President Carter has expressed his concern for the fate of the courageous dissidents in the Soviet Union, the small number of intellectuals who challenge the regime and are harrassed, arrested, and sometimes expelled by it. The President should also show some concern for the citizens of another country which has historically used its police agencies to spy on and disrupt the activities of individuals labelled as "dissidents." That country is the United States.

The Senate Committee on the Intelligence Agencies detailed a small part of the abuses of the intelligence agencies in its seven-volume report last year. Domestic "dissidents" were the victims of informers, wiretaps, mail openings, cable interceptions, tax probes, provocations, entrapments, grand jury investigations, conspiracy indictments and massive surveillance by the FBI, the CIA, the National Security Agency, military intelligence, the IRS, the Justice Department and state and local police "intelligence" units.

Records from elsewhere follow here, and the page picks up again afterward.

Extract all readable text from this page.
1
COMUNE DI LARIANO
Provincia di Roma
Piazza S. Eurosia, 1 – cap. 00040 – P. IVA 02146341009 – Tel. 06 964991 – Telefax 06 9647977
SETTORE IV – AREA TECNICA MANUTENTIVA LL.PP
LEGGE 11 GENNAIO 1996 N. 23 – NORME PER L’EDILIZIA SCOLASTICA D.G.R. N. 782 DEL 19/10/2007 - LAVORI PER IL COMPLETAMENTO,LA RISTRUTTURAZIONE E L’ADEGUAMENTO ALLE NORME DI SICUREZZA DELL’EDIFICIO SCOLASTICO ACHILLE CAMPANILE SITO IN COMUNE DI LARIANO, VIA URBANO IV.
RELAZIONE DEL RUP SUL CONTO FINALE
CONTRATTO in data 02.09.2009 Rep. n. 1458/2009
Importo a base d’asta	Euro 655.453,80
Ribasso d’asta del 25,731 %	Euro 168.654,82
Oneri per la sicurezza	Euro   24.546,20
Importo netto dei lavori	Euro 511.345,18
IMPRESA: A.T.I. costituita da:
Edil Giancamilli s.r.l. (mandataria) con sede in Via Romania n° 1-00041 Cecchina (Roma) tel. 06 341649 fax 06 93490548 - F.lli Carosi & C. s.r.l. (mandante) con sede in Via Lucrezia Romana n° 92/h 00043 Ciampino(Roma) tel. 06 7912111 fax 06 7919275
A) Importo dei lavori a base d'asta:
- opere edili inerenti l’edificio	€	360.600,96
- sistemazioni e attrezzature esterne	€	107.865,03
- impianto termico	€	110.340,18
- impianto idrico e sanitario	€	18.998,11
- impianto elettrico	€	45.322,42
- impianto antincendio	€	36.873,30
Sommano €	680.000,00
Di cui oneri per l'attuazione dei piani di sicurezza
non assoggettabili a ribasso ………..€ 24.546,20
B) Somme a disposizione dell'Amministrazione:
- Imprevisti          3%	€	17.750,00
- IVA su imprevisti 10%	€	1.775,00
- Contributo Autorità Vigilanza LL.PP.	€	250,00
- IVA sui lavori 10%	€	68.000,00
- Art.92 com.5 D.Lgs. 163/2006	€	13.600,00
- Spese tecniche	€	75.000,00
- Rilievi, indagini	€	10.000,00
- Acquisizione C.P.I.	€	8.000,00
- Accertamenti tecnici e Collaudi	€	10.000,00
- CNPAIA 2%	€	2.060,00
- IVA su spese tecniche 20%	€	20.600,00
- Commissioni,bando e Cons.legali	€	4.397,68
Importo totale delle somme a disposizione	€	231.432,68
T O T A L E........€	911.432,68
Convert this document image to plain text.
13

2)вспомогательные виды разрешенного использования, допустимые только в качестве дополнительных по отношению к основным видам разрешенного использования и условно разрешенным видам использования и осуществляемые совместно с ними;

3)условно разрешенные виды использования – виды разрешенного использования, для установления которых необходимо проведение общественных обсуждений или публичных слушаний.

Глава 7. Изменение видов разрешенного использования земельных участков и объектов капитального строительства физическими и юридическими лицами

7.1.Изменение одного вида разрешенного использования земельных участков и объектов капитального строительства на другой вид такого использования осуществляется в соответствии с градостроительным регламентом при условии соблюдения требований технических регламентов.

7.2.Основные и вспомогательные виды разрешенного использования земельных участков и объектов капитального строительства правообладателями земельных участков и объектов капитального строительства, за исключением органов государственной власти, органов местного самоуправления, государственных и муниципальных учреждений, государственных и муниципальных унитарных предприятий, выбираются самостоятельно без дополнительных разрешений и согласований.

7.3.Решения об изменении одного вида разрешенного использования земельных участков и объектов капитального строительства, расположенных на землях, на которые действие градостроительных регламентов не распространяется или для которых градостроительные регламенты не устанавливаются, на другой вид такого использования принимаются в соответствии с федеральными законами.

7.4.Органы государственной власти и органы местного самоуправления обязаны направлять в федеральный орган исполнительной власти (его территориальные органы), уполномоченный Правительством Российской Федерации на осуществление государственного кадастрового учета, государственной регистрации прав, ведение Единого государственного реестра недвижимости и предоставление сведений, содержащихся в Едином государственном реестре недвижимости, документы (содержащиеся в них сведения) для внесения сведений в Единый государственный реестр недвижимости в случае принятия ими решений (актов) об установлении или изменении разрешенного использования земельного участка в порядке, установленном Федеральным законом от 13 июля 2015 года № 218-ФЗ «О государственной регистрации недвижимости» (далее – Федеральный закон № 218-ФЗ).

As in the Soviet Union, the government went far beyond mere political voyeurism. The government planted informers to disrupt citizen groups. It aided vigilantes in attacks on innocent citizens. It ordered the burning of private property. It tried to foment riots and violence. It set citizens up for censure and sometimes cruel punishment by planting false information. It wrote anonymous and untrue letters to associates and employers to get citizens in trouble. It broke into homes and ransacked offices. It instituted tax audits and grand jury probes to distract and harass citizens engaged in political activity.